There is a name for this first evolution, it's called a Prototype.
Not many teams value a prototype, indeed Scrum itself never mentioned them, you are meant to jump from idea to stories to backlog to releasable code, and in my opinion this is not easy, it's not really communicative of what you are doing either, especially when the product owner is the only person within the development stack whom can redirect the team, but without that first tangible something many product owners can be literally lost.
Earlier this month I talked about the idea that a product owner needed to use the software life-cycle, an old idea, but a good one... Today I'm saying before you can really start to use inline tests within your IDE and before you can start to run scrums you need a prototype, arguably an even older development paradigm.
So what is my point? Why do I keep bringing this kind of topic to the fore? Well, simply put I believe there are far too many teams with far too many people in them not willing to push the envelop, whom are not willing to ask questions of the process they are following, not willing to bend or twist or shape the working environment to their way of working whilst simultaneously keeping up the bests practices those processes are there to enforce.

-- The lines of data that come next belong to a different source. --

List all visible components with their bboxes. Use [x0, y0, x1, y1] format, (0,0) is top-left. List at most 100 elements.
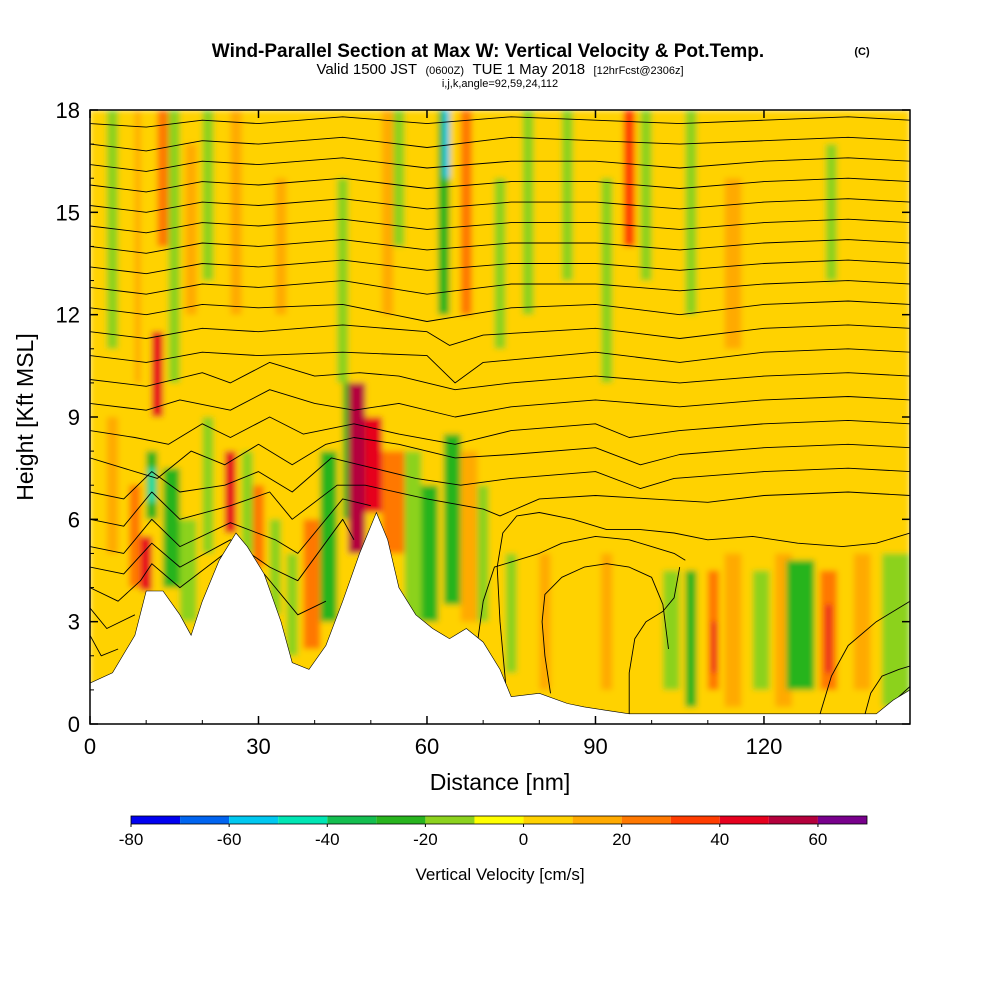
x-axis: 0 30 60 90 120 — [84, 110, 877, 759]
potential-temperature-contours — [90, 116, 910, 714]
w-field-cell — [140, 536, 152, 591]
theta-contour-line — [90, 607, 136, 629]
theta-contour-line — [90, 177, 910, 193]
valid-utc: (0600Z) — [426, 65, 465, 77]
w-field-cell — [853, 553, 871, 690]
theta-contour-line — [90, 484, 910, 527]
theta-contour-line — [496, 512, 910, 684]
w-field-cell — [825, 144, 837, 281]
theta-contour-line — [541, 563, 669, 694]
theta-contour-line — [90, 498, 371, 554]
y-tick-label: 18 — [56, 98, 80, 123]
w-field-cell — [601, 553, 613, 690]
w-field-cell — [393, 110, 405, 247]
x-tick-label: 30 — [246, 734, 270, 759]
theta-contour-line — [90, 324, 910, 346]
theta-contour-line — [90, 635, 119, 657]
theta-contour-line — [628, 567, 681, 714]
theta-contour-line — [90, 116, 910, 128]
colorbar-tick-label: -80 — [119, 830, 144, 849]
colorbar-swatch — [621, 816, 671, 824]
w-field-cell — [286, 553, 298, 656]
y-tick-label: 6 — [68, 507, 80, 532]
theta-contour-line — [90, 518, 355, 582]
chart-title: Wind-Parallel Section at Max W: Vertical… — [212, 41, 764, 62]
w-field-cell — [522, 110, 534, 315]
theta-contour-line — [90, 259, 910, 275]
w-field-cell — [539, 553, 551, 690]
theta-contour-line — [90, 136, 910, 152]
x-tick-label: 0 — [84, 734, 96, 759]
w-field-cell — [662, 570, 680, 690]
plot-area — [90, 110, 910, 724]
w-field-cell — [157, 110, 169, 247]
w-field-cell — [404, 451, 422, 622]
w-field-cell — [168, 110, 180, 383]
w-field-cell — [303, 519, 321, 649]
w-field-cell — [151, 331, 164, 417]
w-field-cell — [224, 451, 237, 533]
colorbar-tick-label: 0 — [519, 830, 528, 849]
w-field-cell — [881, 553, 910, 707]
w-field-cell — [460, 451, 478, 622]
x-tick-label: 60 — [415, 734, 439, 759]
w-field-cell — [320, 451, 338, 622]
y-axis: 0 3 6 9 12 15 18 — [56, 98, 910, 737]
valid-date: TUE 1 May 2018 — [473, 61, 586, 78]
w-field-cell — [241, 451, 253, 554]
w-field-cell — [342, 382, 354, 520]
w-field-cell — [640, 110, 652, 281]
colorbar-tick-label: 40 — [710, 830, 729, 849]
y-tick-label: 0 — [68, 712, 80, 737]
theta-contour-line — [90, 457, 910, 500]
w-field-cell — [134, 110, 141, 383]
theta-contour-line — [90, 280, 910, 295]
theta-contour-line — [90, 348, 910, 384]
theta-contour-line — [864, 665, 910, 714]
colorbar-swatch — [180, 816, 230, 824]
w-field-cell — [163, 468, 180, 588]
theta-contour-line — [90, 552, 327, 616]
w-field-cell — [685, 110, 697, 315]
colorbar-tick-label: -60 — [217, 830, 242, 849]
y-tick-label: 9 — [68, 405, 80, 430]
forecast-info: [12hrFcst@2306z] — [594, 65, 684, 77]
w-field-cell — [106, 110, 119, 349]
w-field-cell — [601, 178, 613, 383]
colorbar-swatch — [523, 816, 573, 824]
w-field-cell — [438, 110, 450, 315]
w-field-cell — [477, 485, 489, 622]
colorbar-tick-label: -20 — [413, 830, 438, 849]
w-field-cell — [443, 434, 461, 605]
theta-contour-line — [90, 300, 910, 322]
colorbar-swatch — [376, 816, 426, 824]
theta-contour-line — [90, 198, 910, 213]
colorbar-swatch — [425, 816, 475, 824]
x-tick-label: 120 — [746, 734, 783, 759]
w-field-cell — [685, 570, 697, 707]
colorbar-swatch — [474, 816, 524, 824]
chart-subtitle: Valid 1500 JST (0600Z) TUE 1 May 2018 [1… — [316, 61, 683, 78]
w-field-cell — [269, 519, 281, 615]
colorbar-swatch — [817, 816, 867, 824]
w-field-cell — [561, 110, 574, 281]
w-field-cell — [185, 144, 197, 315]
colorbar-frame — [130, 815, 868, 825]
x-axis-label: Distance [nm] — [430, 769, 571, 795]
theta-contour-line — [90, 218, 910, 234]
colorbar-swatch — [278, 816, 328, 824]
w-field-cell — [365, 417, 383, 513]
w-field-cell — [443, 110, 450, 179]
w-field-cell — [382, 451, 405, 554]
colorbar-swatch — [670, 816, 720, 824]
colorbar-swatch — [327, 816, 377, 824]
w-field-cell — [623, 110, 635, 247]
w-field-cell — [252, 485, 265, 568]
y-tick-label: 3 — [68, 610, 80, 635]
w-field-cell — [752, 570, 770, 690]
valid-time: Valid 1500 JST — [316, 61, 417, 78]
w-field-cell — [148, 468, 155, 503]
w-field-cell — [106, 417, 119, 554]
w-field-cell — [724, 553, 742, 707]
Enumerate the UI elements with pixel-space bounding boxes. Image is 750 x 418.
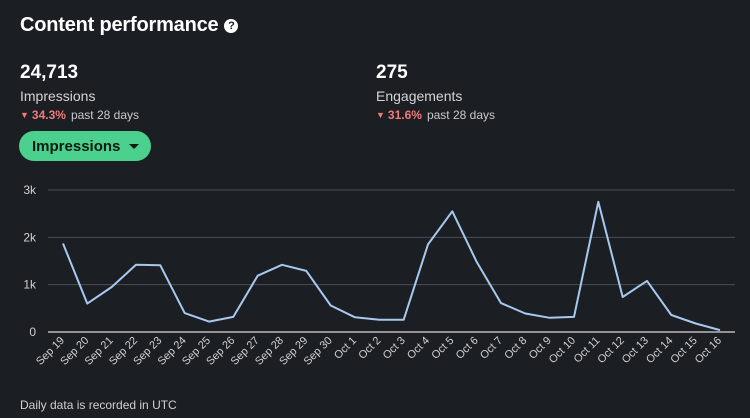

I suppose a Scrum Master should help with this process, but I find far few do, because the division of my problems with these Agile development mantra lie in the disjoint between idea and actually hitting the keys. At times I see teams which are literally headless, they are a dozen monkeys typing a dozen keyboards, and they're being cheered on by the Scrum master, beyond those walls however they've no idea how it applies to the company, they have no interest or feedback on the return on investment that the Product Owner is all about.
A prototype, beyond a discussion, beyond the initial design, it can form the best kind of spring board and drive the best kind of Product Owner feedback down that chain, but it has to be created unfettered, unburdened by the micro-management of a scrum or sprint, it has to be created in a linear no-none-sense holistic head-space and used as a tool.
This is not being done very often in the teams I see around me. Perhaps because it is thought of as old school, as a "has-been", however, if you look the hyper success of some products; say Minecraft; it maybe managed however Microsoft want now, it maybe teams running sprints, however Notch started it all with a Prototype.